'Happiness is no longer a nice-to-have, but it is a must-have'
Workplaces of all sizes, in all industries, are impacted by poor mental health and unhappiness, with evidence suggesting psychological distress is most acute for sole traders, according to Anastasia Massouras, CEO of Work Happy.
The 2019 Productivity Commission Inquiry into Mental Health Report conducted by The Mentally Healthy Workplace Alliance revealed one in five working Australians reported experiencing mental illness, which lead to absenteeism of up to 138 hours per person, per annum.
Moreover, a survey by Deloitte showed less than 20% of us are happy at work. This lack of happiness and decline in health has a significant impact on engagement, morale, productivity, performance and overall profit and organisational success.
Massouras added that evidence shows that mental health issues are becoming more prevalent in workplaces everywhere.
More than 60% of small businesses in Australia close within their first three years due to challenges like increasing overheads, payroll costs and lack of support or stress.
Stress is a growing concern for organisations and individuals globally. According to SafeWork Australia, pressure from work is the most common reason for stress leave.
Left untreated, mental ill health, stress and happiness cost Australian businesses up to $10.9 billion dollars every year, said Massouras.
According to Amanda Keogh from the icare foundation, these problems could be prevented with early intervention and support.
Investment in mental health initiatives to support business can yield a significant return. A PwC report showed that businesses could have a $14.50 return on investment for every $1 spent on mental health initiatives.
“Yet Everymind, an institute dedicated to the prevention of mental ill health, found that the majority of current workplace mental health programs are not designed or suitable for small businesses in particular,” said Massouras.
“With mental health issues becoming more prevalent in workplaces, this is an urgent issue. While employee health and happiness has previously been ignored as a driver for organisational performance, this growing research demonstrates the need to change.”
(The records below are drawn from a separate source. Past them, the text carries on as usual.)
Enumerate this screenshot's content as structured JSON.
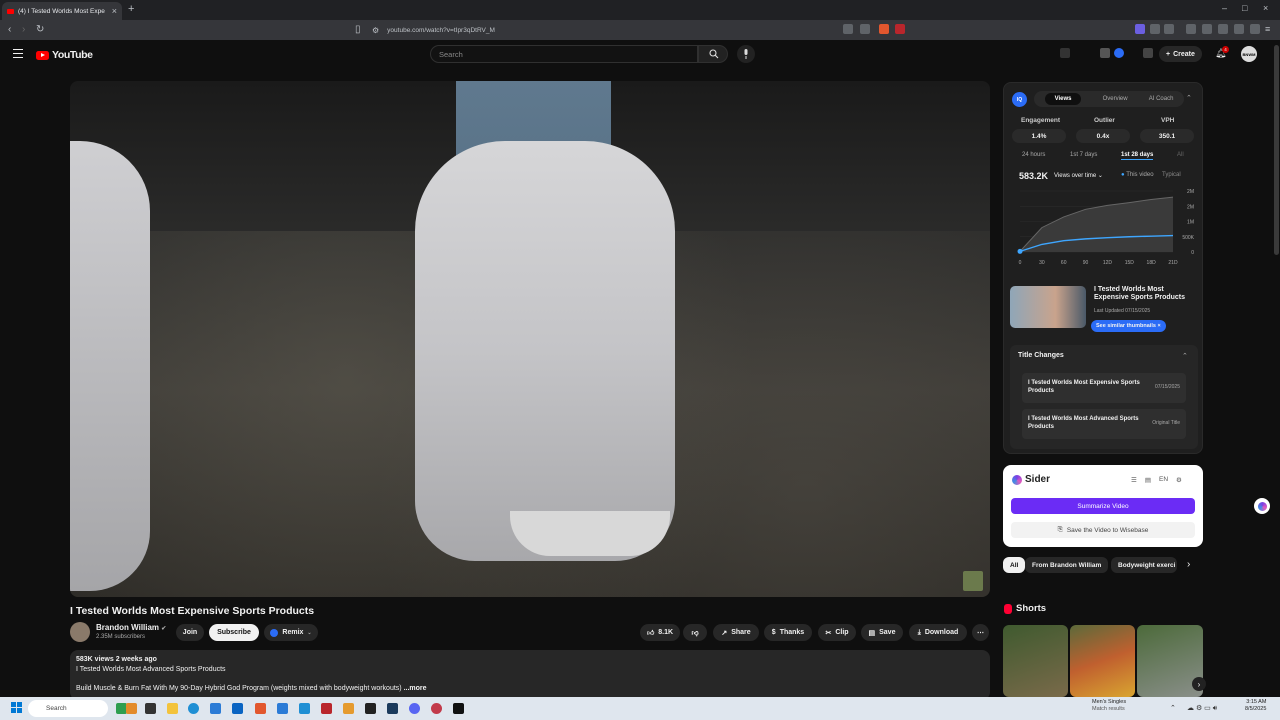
{
  "browser": {
    "tab_title": "(4) I Tested Worlds Most Expe",
    "url": "youtube.com/watch?v=tIpr3qDtRV_M"
  },
  "youtube": {
    "logo_text": "YouTube",
    "search_placeholder": "Search",
    "create_label": "Create",
    "notifications_count": "4",
    "avatar_text": "BNWM"
  },
  "video": {
    "title": "I Tested Worlds Most Expensive Sports Products",
    "channel_name": "Brandon William",
    "subscribers": "2.35M subscribers",
    "join_label": "Join",
    "subscribe_label": "Subscribe",
    "remix_label": "Remix",
    "likes": "8.1K",
    "share_label": "Share",
    "thanks_label": "Thanks",
    "clip_label": "Clip",
    "save_label": "Save",
    "download_label": "Download",
    "description": {
      "stats": "583K views  2 weeks ago",
      "line1": "I Tested Worlds Most Advanced Sports Products",
      "line2": "Build Muscle & Burn Fat With My 90-Day Hybrid God Program (weights mixed with bodyweight workouts)",
      "more": "...more"
    }
  },
  "vidiq": {
    "logo_text": "IQ",
    "tabs": [
      "Views",
      "Overview",
      "AI Coach"
    ],
    "metrics": [
      {
        "label": "Engagement",
        "value": "1.4%"
      },
      {
        "label": "Outlier",
        "value": "0.4x"
      },
      {
        "label": "VPH",
        "value": "350.1"
      }
    ],
    "ranges": [
      "24 hours",
      "1st 7 days",
      "1st 28 days",
      "All"
    ],
    "views_total": "583.2K",
    "views_dropdown": "Views over time",
    "legend_this": "This video",
    "legend_typical": "Typical",
    "thumb_title": "I Tested Worlds Most Expensive Sports Products",
    "last_updated": "Last Updated 07/15/2025",
    "similar_btn": "See similar thumbnails",
    "title_changes_header": "Title Changes",
    "title_changes": [
      {
        "title": "I Tested Worlds Most Expensive Sports Products",
        "date": "07/15/2025"
      },
      {
        "title": "I Tested Worlds Most Advanced Sports Products",
        "date": "Original Title"
      }
    ]
  },
  "chart_data": {
    "type": "area",
    "x": [
      0,
      30,
      60,
      90,
      120,
      150,
      180,
      210
    ],
    "x_tick_labels": [
      "0",
      "30",
      "60",
      "90",
      "12D",
      "15D",
      "18D",
      "21D"
    ],
    "y_tick_labels": [
      "2M",
      "2M",
      "1M",
      "500K",
      "0"
    ],
    "series": [
      {
        "name": "This video",
        "values": [
          20000,
          250000,
          370000,
          430000,
          470000,
          500000,
          520000,
          540000
        ]
      },
      {
        "name": "Typical",
        "values": [
          20000,
          800000,
          1150000,
          1400000,
          1530000,
          1620000,
          1720000,
          1800000
        ]
      }
    ],
    "ylim": [
      0,
      2000000
    ],
    "colors": {
      "this_video": "#3ea6ff",
      "typical": "#555555"
    }
  },
  "sider": {
    "name": "Sider",
    "lang": "EN",
    "summarize_label": "Summarize Video",
    "save_label": "Save the Video to Wisebase"
  },
  "chips": [
    "All",
    "From Brandon William",
    "Bodyweight exerci"
  ],
  "shorts_header": "Shorts",
  "taskbar": {
    "search_placeholder": "Search",
    "notice_title": "Men's Singles",
    "notice_sub": "Match results",
    "time": "3:15 AM",
    "date": "8/5/2025"
  }
}
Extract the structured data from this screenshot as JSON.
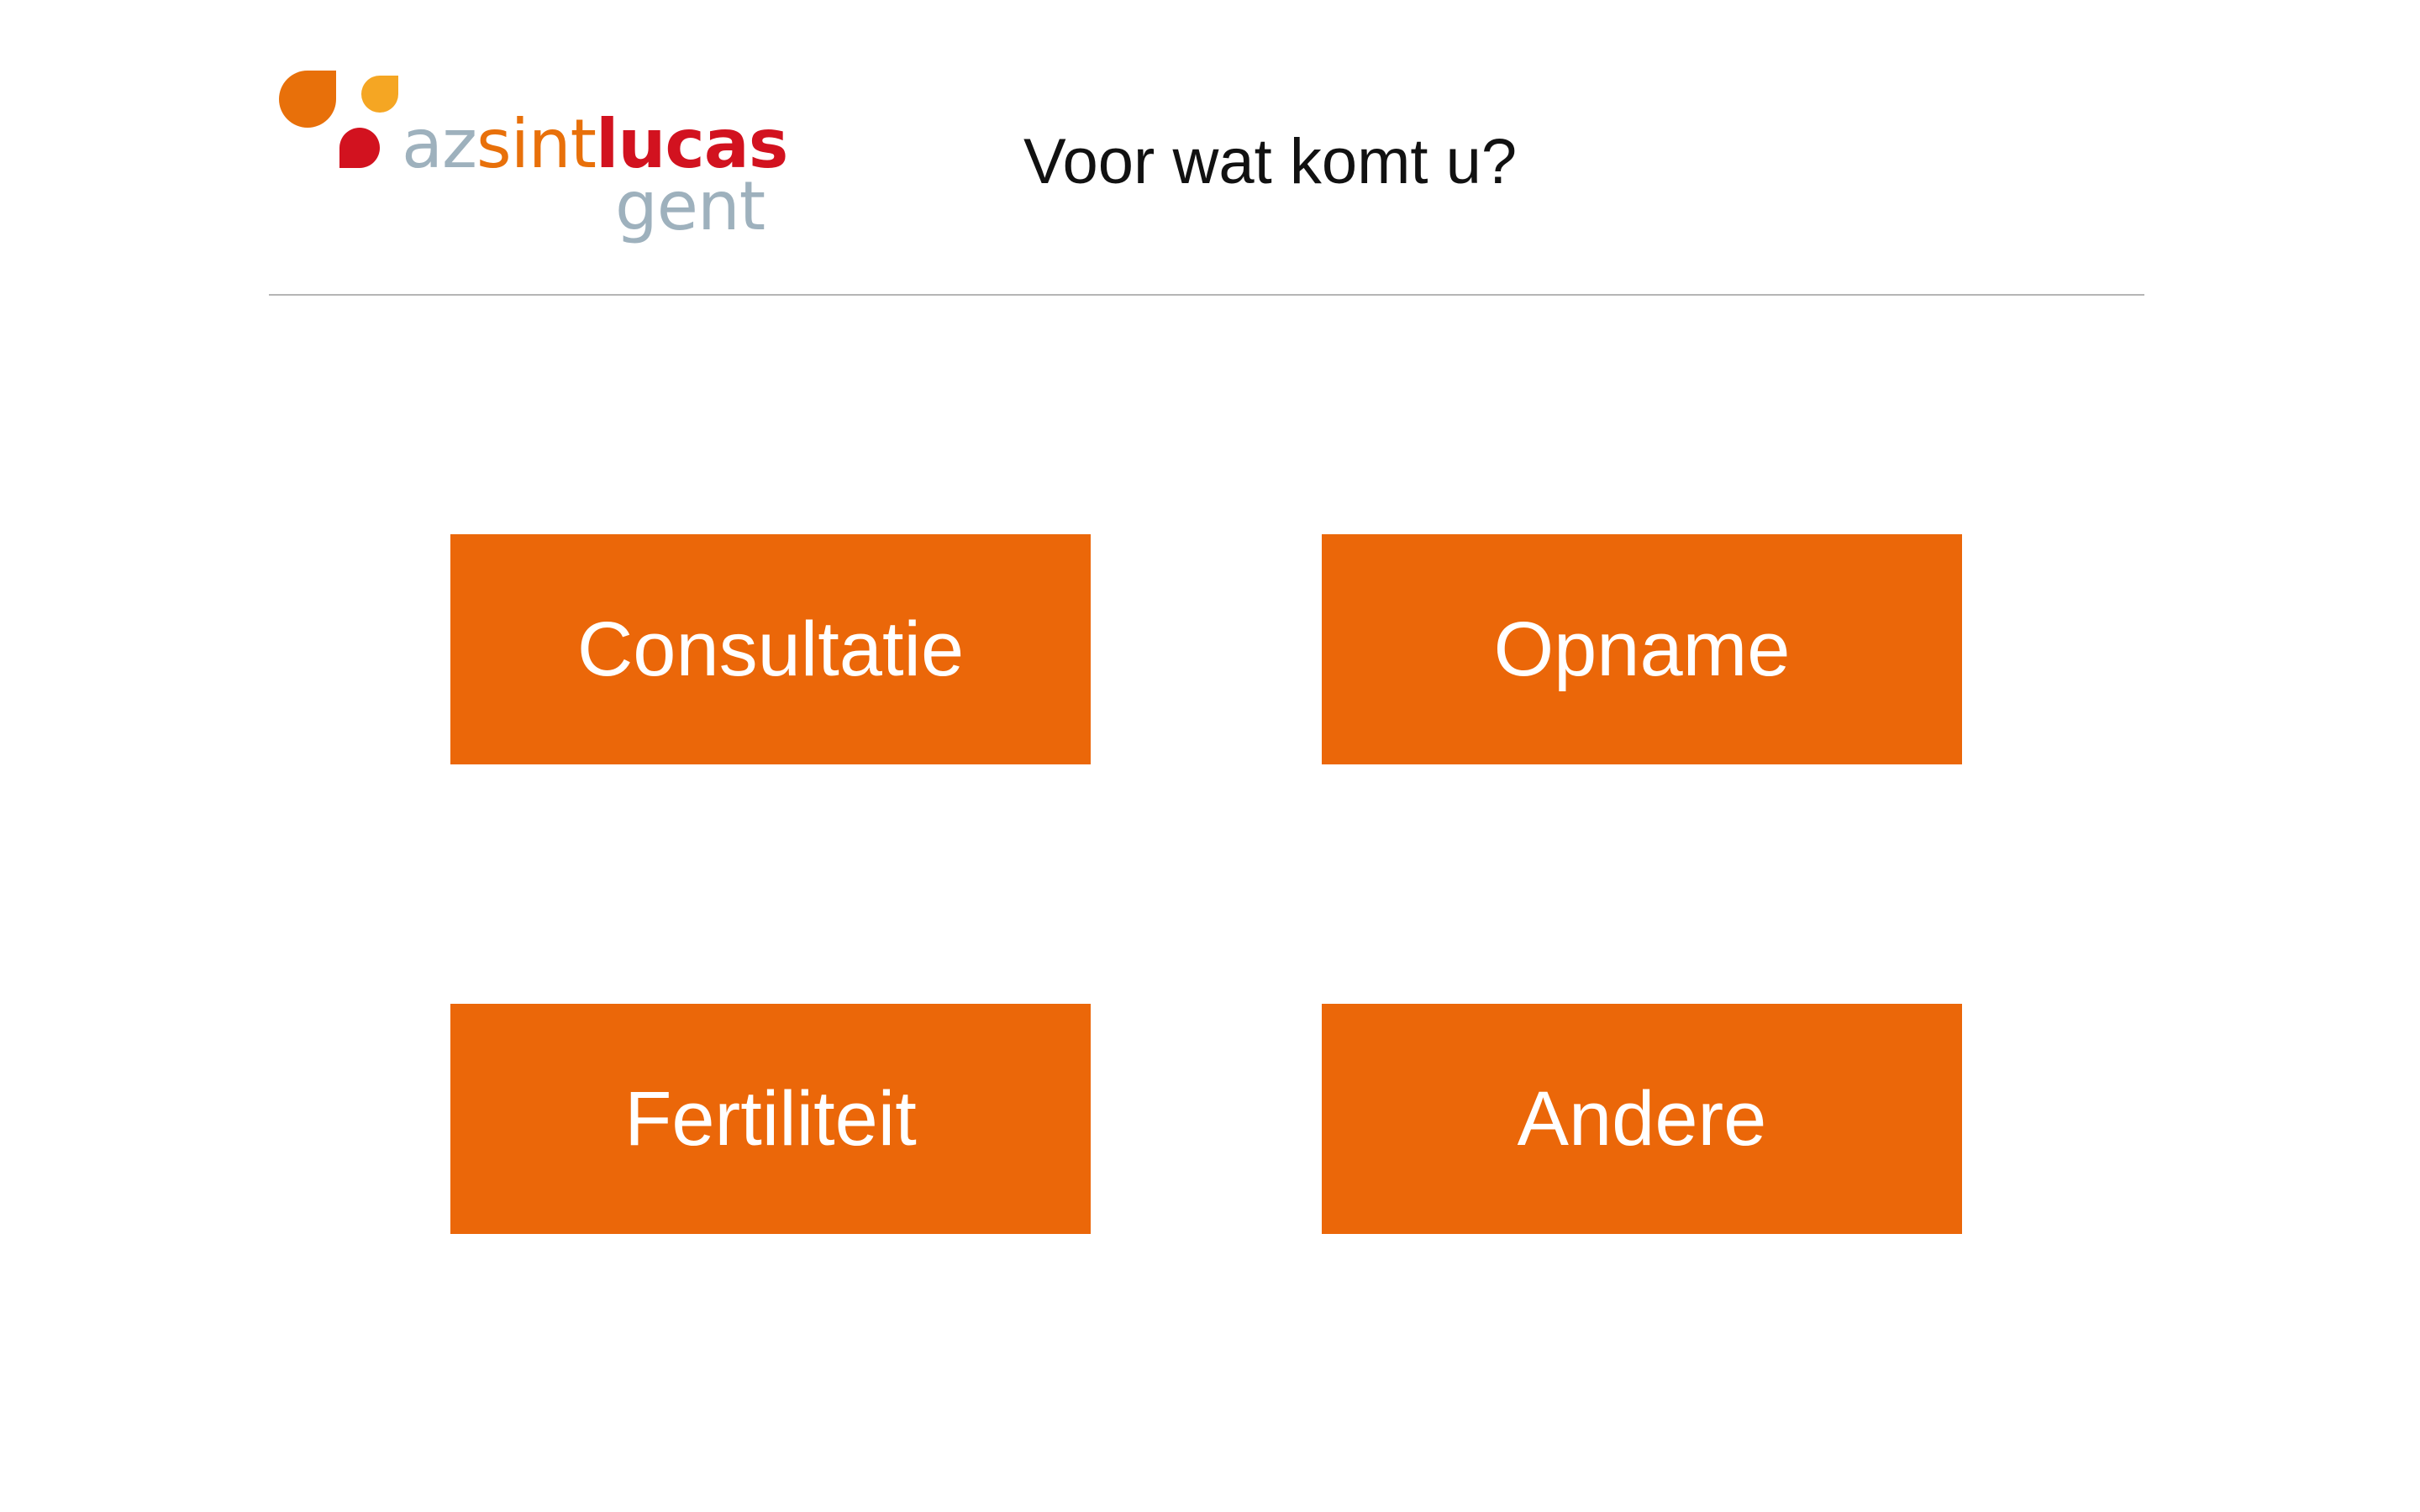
{
  "header": {
    "logo": {
      "text_az": "az",
      "text_sint": "sint",
      "text_lucas": "lucas",
      "text_city": "gent",
      "colors": {
        "orange": "#e8700a",
        "yellow": "#f5a623",
        "red": "#d2121f",
        "grey_blue": "#9eb1bd"
      }
    },
    "title": "Voor wat komt u?"
  },
  "options": {
    "consultatie": "Consultatie",
    "opname": "Opname",
    "fertiliteit": "Fertiliteit",
    "andere": "Andere"
  },
  "colors": {
    "button_background": "#eb6709",
    "button_text": "#ffffff",
    "divider": "#b5b5b5",
    "title_text": "#111111"
  }
}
According to the Langley Group, happiness in the workplace raises business and educational outcomes, increasing sales by 37%, productivity by 31% and accuracy on tasks by 19%. Happy employees are productive employees.
Massouras also cited a Gallup survey found businesses that rate highly when it comes to employee wellbeing, report greater customer loyalty, productivity and profitability. Those in the top quartile on employee engagement averaged $80,000 to $120,000 higher sales revenue per month.
Professor Andrew J Oswald, an economist for the research study ‘Happiness and Productivity’ reported that leading company Google’s employee satisfaction rose 37% due to investment in employee support. Currently, the average Google employee generates more than $1.2 million in revenue each year.
Happy and healthy employees translate into increased satisfaction, increased productivity, a reduction in absenteeism and a reduction in workplace leave claims. In addition, companies with a positive and engaged workforce attract and retain talent for longer.
Massouras added that implementing proactive measures to support wellbeing and create a safe culture is not only good for the people in the company, but those dealing or interacting with the business overall: stakeholders, customers and clients.
“With up to a third of our lives spent in employment, at work, in offices, it is good business sense that the overall health and happiness of everyone - leaders and employees alike - is imperative. Happiness is no longer a nice-to-have, but it is a must-have,” said Massouras.
“Australia’s mental health sector has undergone considerable reform over the past 30 years, but there is still a lot to be done to see effective and lasting improvement. This will have a significant impact not only on the workforce, but on society as a whole.”